Dopo circa un secolo dalla sua ideazione, l'algebra di George Boole ha trovato applicazione anche nell'elaboratore. Poiché l'elaboratore utilizza il sistema di numerazione in base 2, al valore “vero”(true) viene fatto corrispondere il valore 1 mentre al “falso”(false) lo 0. Più in generale, si può dire che qualsiasi valore diverso da 0 è considerato “vero”, infatti, in quasi tutti i linguaggi di programmazione il numero intero ZERO viene interpretato come “falso”.

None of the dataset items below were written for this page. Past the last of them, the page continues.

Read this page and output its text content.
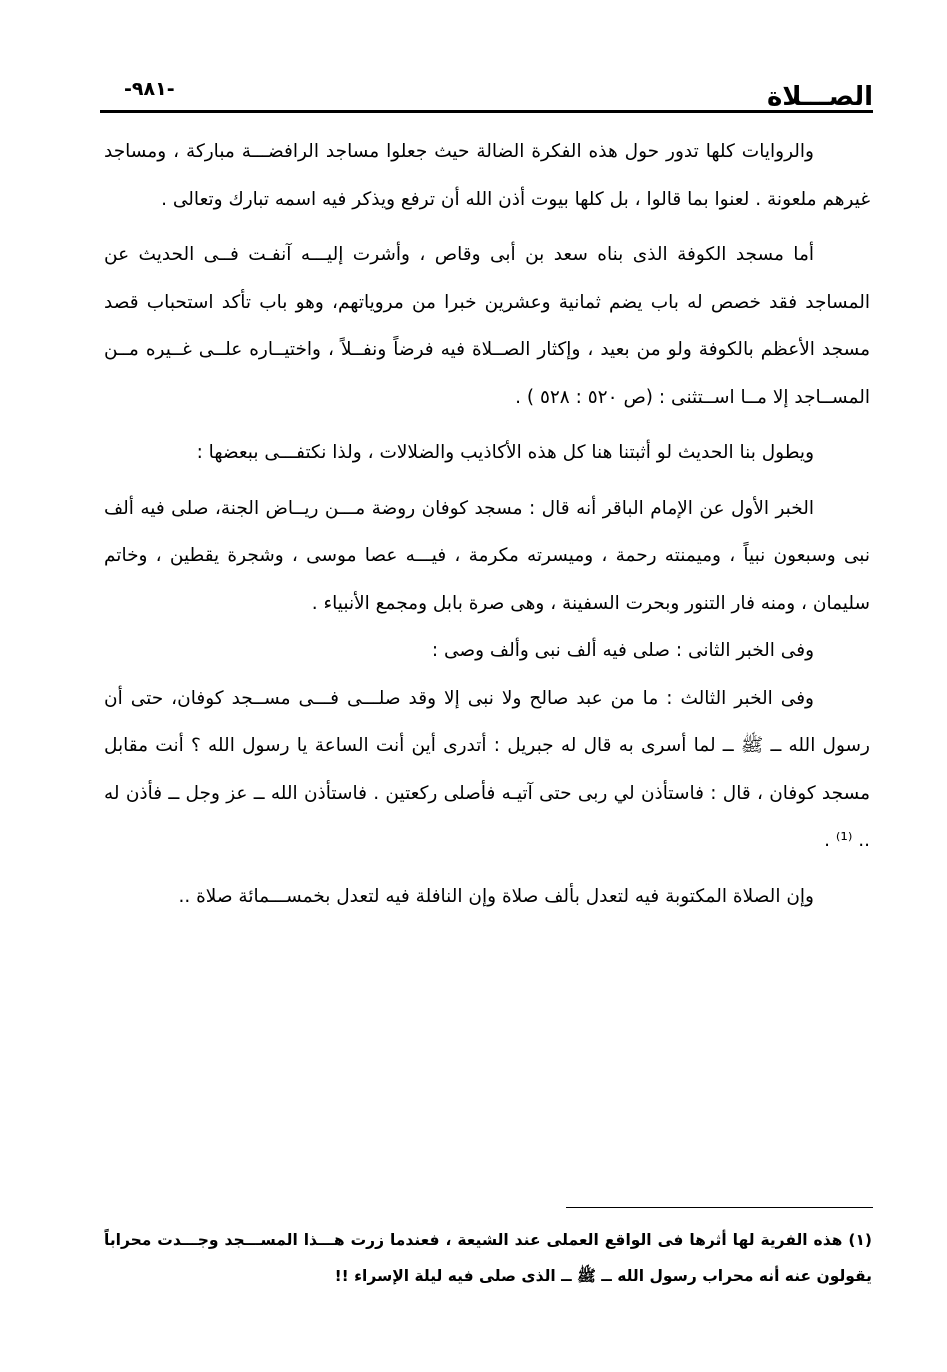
الصـــلاة
-٩٨١-

والروايات كلها تدور حول هذه الفكرة الضالة حيث جعلوا مساجد الرافضـــة مباركة ، ومساجد غيرهم ملعونة . لعنوا بما قالوا ، بل كلها بيوت أذن الله أن ترفع ويذكر فيه اسمه تبارك وتعالى .

أما مسجد الكوفة الذى بناه سعد بن أبى وقاص ، وأشرت إليـــه آنفـت فــى الحديث عن المساجد فقد خصص له باب يضم ثمانية وعشرين خبرا من مروياتهم، وهو باب تأكد استحباب قصد مسجد الأعظم بالكوفة ولو من بعيد ، وإكثار الصــلاة فيه فرضاً ونفــلاً ، واختيــاره علــى غــيره مــن المســاجد إلا مــا اســتثنى : (ص ٥٢٠ : ٥٢٨ ) .

ويطول بنا الحديث لو أثبتنا هنا كل هذه الأكاذيب والضلالات ، ولذا نكتفـــى ببعضها :

الخبر الأول عن الإمام الباقر أنه قال : مسجد كوفان روضة مـــن ريــاض الجنة، صلى فيه ألف نبى وسبعون نبياً ، وميمنته رحمة ، وميسرته مكرمة ، فيـــه عصا موسى ، وشجرة يقطين ، وخاتم سليمان ، ومنه فار التنور وبحرت السفينة ، وهى صرة بابل ومجمع الأنبياء .

وفى الخبر الثانى : صلى فيه ألف نبى وألف وصى :

وفى الخبر الثالث : ما من عبد صالح ولا نبى إلا وقد صلـــى فـــى مســجد كوفان، حتى أن رسول الله ــ ﷺ ــ لما أسرى به قال له جبريل : أتدرى أين أنت الساعة يا رسول الله ؟ أنت مقابل مسجد كوفان ، قال : فاستأذن لي ربى حتى آتيـه فأصلى ركعتين . فاستأذن الله ــ عز وجل ــ فأذن له .. ⁽¹⁾ .

وإن الصلاة المكتوبة فيه لتعدل بألف صلاة وإن النافلة فيه لتعدل بخمســـمائة صلاة ..

(١) هذه الفرية لها أثرها فى الواقع العملى عند الشيعة ، فعندما زرت هـــذا المســـجد وجـــدت محراباً يقولون عنه أنه محراب رسول الله ــ ﷺ ــ الذى صلى فيه ليلة الإسراء !!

Il programmatore può scrivere espressioni hanno un risultato numerico, come x=33*4; o espressioni che hanno un risultato “vero” o “falso”, come x>0.

Alle espressioni di confronto, come a<b, possono essere applicati i precedenti operatori logici. Il calcolo automatico di queste espressioni (come a<b) permette al programma di eseguire un'istruzione oppure un'altra a seconda se l'espressione venga valutata “vera” oppure “falsa”.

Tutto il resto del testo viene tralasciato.